"The events were designed in fairly small brainstorming sessions, centred on playable blockout versions of the tracks," Nick Sadler reveals.
"We soon developed an intuition for where events would look their best. Locations were chosen based on how visible a collapse, plane-crash or road-shear might be, but also on a base-level of how disruptive an event stood to be. We couldn't really make a natural bottleneck even narrower."
Designers were given control of the timing and scheduling of events, and conditions could be attached to how they were activated in order to give a smoother, fairer gameplay experience. For example, in the single-player Festival mode, the more devastating set-pieces only trigger if the player is doing well in the race, sitting in a qualifying position.
"The technical worst-case scenario during development was a single-lap race where every event triggered and was visible while the entire pack of cars was bottlenecking around it," reveals Sadler.
"If we could make this work, in terms of gameplay and in terms of frame-rate, distributing that track's events over two, three, four, or five laps, would (technically) be more easily achieved and tuned."
The introduction and implementation of the events also caused some issues for the game's AI systems, which had to be able to adapt to drastically altered circumstances brought about by the set-pieces.
"Design-wise, significant challenges came from having to maintain the balance of all vehicle classes, as events could elongate or truncate the length of a lap, mid-race," Sadler continues.
"One particular issue was opening and closing (or narrowing) routes at the right time. Open a route too early, and AI cars would plough into structures that hadn't yet moved out of the way even with a dynamic avoidance system implemented. Conversely, if a route was closed early, AI vehicles would avoid apparently safe routes, alerting players to imminent closure. It was of utmost importance to the player-immersion that the AI could make the decision at the same time the player does."
MotorStorm Apocalypse is the latest in a long line of games to utilise deferred rendering principles, an approach that typically allows developers to work with many more active light sources than traditional rendering techniques. Games like Need for Speed: Hot Pursuit, Uncharted, GTA IV and the Killzone titles are examples where the deferred approach is a key component in the game's visual look.
"MotorStorm and Pacific Rift were traditional forward renderers. Apocalypse is a semi-deferred light pre-pass renderer," confirms Oli Wright.
"We first render the normals, then we accumulate lighting into an FP16 buffer, then we do a final 'material' pass to produce the image that then goes off for post-processing."
While there were levels of commonality in the code with previous MotorStorm releases, Evolution carried out a lot of work in improving the visual effects pipeline in order to accommodate the advances the team planned for the new game.

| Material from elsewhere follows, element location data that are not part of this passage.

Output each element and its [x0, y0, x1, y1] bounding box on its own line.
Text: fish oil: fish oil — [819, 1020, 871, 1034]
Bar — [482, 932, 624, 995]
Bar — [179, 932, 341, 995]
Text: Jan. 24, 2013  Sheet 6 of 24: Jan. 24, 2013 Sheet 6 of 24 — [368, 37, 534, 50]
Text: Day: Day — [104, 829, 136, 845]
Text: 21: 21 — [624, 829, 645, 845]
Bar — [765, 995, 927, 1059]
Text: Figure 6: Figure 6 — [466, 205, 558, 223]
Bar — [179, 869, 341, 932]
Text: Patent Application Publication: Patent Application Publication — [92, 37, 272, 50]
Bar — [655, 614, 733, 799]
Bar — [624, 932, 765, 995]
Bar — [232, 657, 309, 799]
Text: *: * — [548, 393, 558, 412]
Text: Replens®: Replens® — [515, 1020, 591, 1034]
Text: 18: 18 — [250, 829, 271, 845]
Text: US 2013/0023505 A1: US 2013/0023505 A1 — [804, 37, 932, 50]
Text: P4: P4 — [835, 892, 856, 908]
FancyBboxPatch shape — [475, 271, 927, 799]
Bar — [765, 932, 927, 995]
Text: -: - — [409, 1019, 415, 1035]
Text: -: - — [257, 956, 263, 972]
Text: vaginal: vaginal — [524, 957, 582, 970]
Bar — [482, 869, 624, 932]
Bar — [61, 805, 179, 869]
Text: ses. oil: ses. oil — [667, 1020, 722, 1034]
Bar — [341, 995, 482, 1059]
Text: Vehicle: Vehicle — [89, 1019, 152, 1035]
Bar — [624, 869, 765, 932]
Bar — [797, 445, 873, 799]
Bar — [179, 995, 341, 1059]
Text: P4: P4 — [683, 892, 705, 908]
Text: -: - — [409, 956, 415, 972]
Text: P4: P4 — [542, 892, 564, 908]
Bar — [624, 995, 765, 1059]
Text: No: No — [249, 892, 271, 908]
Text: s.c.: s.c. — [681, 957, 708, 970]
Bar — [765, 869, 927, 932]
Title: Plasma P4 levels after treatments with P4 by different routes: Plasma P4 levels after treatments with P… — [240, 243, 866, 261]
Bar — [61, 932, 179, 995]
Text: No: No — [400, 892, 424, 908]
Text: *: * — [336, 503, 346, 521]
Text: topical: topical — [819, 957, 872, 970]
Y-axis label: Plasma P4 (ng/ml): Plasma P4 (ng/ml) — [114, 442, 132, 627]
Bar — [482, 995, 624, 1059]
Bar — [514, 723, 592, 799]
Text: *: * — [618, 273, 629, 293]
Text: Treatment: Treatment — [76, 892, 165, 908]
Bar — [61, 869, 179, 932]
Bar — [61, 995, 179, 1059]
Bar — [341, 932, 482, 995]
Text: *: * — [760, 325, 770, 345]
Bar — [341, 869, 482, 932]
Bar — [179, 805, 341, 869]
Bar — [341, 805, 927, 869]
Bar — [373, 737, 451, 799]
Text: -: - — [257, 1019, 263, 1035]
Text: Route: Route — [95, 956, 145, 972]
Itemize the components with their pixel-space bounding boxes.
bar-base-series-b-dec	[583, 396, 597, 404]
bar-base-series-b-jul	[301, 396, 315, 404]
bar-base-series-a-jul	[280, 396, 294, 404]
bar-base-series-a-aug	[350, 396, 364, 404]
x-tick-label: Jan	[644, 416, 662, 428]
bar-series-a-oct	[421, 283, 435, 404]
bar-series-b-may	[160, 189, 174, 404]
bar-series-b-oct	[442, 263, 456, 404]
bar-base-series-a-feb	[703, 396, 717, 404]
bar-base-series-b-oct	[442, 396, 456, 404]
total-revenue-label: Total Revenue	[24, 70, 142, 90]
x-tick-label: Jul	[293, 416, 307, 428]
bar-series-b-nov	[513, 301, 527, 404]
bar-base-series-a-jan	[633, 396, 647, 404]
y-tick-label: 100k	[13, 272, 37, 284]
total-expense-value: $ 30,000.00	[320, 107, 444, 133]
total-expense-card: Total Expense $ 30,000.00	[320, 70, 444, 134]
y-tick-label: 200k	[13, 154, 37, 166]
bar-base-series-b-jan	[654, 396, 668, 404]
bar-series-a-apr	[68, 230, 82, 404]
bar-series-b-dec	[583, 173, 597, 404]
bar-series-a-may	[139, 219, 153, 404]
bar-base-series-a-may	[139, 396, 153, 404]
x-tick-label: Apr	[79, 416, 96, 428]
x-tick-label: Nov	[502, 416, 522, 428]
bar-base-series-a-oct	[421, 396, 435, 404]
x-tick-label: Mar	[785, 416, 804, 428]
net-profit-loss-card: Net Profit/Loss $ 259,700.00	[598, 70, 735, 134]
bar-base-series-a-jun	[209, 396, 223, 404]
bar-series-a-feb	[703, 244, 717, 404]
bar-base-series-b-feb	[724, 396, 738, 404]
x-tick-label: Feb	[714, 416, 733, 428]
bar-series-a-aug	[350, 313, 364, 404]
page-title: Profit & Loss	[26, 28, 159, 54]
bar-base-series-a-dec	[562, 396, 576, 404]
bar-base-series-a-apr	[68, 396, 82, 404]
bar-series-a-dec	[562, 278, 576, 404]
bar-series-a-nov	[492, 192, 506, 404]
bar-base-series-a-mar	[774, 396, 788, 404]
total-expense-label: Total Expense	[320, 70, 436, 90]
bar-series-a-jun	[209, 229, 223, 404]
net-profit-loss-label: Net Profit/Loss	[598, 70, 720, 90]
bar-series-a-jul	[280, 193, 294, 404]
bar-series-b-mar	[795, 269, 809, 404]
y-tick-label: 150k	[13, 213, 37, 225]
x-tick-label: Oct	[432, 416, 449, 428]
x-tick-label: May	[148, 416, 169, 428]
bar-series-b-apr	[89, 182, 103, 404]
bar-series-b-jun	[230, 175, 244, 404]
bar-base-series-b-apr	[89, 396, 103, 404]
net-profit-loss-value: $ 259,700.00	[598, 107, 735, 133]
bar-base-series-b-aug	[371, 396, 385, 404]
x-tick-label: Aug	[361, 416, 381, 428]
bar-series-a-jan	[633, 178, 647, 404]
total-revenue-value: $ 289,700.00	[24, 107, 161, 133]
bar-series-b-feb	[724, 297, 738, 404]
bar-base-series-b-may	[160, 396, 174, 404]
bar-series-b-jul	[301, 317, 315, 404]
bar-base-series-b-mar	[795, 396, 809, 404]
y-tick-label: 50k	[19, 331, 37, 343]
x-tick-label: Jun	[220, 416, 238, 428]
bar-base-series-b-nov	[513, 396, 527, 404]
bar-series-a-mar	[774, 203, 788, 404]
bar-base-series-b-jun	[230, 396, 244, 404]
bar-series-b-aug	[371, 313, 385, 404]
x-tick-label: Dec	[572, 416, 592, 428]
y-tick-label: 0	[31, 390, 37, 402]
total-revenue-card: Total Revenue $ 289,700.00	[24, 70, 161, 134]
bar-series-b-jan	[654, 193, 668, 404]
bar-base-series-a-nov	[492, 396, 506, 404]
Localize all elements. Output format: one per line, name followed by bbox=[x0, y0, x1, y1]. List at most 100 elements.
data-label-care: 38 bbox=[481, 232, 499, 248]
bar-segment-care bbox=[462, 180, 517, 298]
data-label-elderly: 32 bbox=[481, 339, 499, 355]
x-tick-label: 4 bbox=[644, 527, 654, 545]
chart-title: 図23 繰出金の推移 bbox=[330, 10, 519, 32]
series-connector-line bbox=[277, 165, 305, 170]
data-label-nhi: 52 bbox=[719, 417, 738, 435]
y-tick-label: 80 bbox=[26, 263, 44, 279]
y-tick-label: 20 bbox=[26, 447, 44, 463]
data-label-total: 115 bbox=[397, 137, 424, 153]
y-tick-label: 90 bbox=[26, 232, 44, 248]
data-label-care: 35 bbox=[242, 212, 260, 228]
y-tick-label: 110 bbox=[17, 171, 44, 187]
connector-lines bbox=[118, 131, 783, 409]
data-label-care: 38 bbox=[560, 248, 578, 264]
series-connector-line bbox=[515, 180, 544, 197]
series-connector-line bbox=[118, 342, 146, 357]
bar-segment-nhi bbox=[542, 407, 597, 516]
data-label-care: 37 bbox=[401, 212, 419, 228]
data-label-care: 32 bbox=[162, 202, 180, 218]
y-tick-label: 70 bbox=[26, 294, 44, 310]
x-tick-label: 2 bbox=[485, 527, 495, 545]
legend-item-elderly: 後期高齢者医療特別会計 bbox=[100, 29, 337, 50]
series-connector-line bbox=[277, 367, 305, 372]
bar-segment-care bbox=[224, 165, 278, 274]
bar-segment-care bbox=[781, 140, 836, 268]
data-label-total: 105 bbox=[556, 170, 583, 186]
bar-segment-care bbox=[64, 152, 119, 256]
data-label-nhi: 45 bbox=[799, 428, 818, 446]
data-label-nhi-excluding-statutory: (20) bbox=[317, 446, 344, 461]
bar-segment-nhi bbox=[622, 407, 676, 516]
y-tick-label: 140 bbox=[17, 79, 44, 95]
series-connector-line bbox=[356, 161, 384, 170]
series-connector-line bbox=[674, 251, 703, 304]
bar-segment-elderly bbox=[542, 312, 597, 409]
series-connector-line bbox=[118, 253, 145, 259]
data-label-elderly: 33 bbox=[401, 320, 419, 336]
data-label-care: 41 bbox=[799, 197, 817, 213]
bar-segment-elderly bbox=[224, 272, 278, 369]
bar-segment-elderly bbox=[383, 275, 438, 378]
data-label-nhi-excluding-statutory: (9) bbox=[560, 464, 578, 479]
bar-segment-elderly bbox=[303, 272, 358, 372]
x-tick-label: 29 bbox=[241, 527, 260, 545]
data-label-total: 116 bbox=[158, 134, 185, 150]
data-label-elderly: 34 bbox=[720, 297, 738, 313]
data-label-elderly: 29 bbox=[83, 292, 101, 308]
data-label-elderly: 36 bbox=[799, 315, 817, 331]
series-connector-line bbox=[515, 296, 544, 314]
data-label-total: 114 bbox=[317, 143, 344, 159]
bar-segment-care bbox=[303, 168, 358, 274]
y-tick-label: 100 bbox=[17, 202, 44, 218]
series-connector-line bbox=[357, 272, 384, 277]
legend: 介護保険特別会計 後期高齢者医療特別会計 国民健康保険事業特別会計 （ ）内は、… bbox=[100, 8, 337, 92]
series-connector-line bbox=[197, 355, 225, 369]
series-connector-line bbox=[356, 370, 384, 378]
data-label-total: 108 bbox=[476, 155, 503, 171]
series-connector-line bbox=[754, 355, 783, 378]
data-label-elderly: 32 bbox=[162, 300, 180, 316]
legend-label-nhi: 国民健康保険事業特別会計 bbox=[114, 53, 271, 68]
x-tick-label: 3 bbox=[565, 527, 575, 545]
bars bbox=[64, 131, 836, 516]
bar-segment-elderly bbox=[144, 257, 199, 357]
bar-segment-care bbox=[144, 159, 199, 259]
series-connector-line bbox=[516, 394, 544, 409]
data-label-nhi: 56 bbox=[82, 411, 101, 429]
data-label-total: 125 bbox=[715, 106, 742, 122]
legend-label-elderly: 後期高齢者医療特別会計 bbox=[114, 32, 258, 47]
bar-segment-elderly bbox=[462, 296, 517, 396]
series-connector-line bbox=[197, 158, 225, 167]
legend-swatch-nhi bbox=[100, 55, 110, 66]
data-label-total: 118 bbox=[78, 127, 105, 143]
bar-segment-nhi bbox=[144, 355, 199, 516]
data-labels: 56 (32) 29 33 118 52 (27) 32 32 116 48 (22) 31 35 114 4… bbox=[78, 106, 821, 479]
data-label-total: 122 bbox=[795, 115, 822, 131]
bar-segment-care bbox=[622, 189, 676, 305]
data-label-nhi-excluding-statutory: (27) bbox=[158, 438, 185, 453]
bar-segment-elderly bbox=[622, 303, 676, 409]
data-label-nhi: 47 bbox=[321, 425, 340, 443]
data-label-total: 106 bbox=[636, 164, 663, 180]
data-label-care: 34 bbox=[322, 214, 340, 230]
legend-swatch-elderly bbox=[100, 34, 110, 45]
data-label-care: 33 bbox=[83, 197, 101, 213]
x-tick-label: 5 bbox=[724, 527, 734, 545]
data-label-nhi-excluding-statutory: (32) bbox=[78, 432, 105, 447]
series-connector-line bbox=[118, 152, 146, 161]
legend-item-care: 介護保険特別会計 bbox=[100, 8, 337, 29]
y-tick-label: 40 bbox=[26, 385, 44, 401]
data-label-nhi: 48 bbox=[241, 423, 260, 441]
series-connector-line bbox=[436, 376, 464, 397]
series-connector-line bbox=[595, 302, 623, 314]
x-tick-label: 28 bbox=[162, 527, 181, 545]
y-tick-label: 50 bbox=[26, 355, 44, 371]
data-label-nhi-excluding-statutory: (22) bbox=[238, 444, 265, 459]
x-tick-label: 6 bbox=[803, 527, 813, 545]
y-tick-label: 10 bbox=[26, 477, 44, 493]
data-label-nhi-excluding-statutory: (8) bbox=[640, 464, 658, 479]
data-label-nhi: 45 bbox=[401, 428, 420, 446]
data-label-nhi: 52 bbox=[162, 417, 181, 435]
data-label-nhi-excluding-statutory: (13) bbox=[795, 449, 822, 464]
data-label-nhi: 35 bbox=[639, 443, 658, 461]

"The VFX pipeline had to deal with much larger effects than we had ever attempted before. Therefore screen fill and overdraw were to become major issues for us," explains Andy Seymour.
"We had Tech Artists and VFX Artists research and develop techniques to deal with dust clouds and explosions. We combined typical 'billboard' style particle effects with polygonal mesh based effects, and bespoke shaders with animated parameters."
"The rendering pipeline had a major overhaul in order to facilitate dynamic lighting," Wright adds.
"We also massively beefed up our particle system this time round, improving the sorting and adding ribbons for missile trails. We've always used lower-resolution buffers for our particle rendering, but this time round we added geometry aware up-sampling to virtually eliminate the haloing of particles around solid objects that you would sometimes see. Then there's SSAO too. It runs at quite a low resolution, again with geometry-aware up-sampling so hard edges are preserved."
"The more significant difference between MotorStorm Apocalypse and older VFX pipelines was in how larger volumetric effects were achieved," Nick Sadler says.
Bearing in mind the seismic nature of many of the events, Evolution needed to be able to fill the screen with dust and particles, usually rendered with computationally expensive transparent alpha effects. This presents quite a challenge for the RSX, necessitating some clever engineering.
"When larger structures collapsed, we needed to be able to drive into the resulting dust clouds without losing frame-rate," Sadler observes, explaining the challenge.
"We achieved this by having larger, animated geometry spheres with a dust/smoke shader with Z-fading at geometry intersections and a transparency fall-off based on viewing-angle. Smaller dust particles augmented the leading edge of the cloud, and faded fairly early.
"The dust-sphere gave way to a full-screen fog-pocket effect, with more easily rendered wisps which visually alluded to travelling through dense, localised fog, smoke, or dust. All transparencies were rendered in the half-res buffer, but the combination of the dust-spheres and small dust particles meant that the player could drive right up to, and into the cloud. Using large animated shapes, we could better-control the amount of over-draw and fill-rate."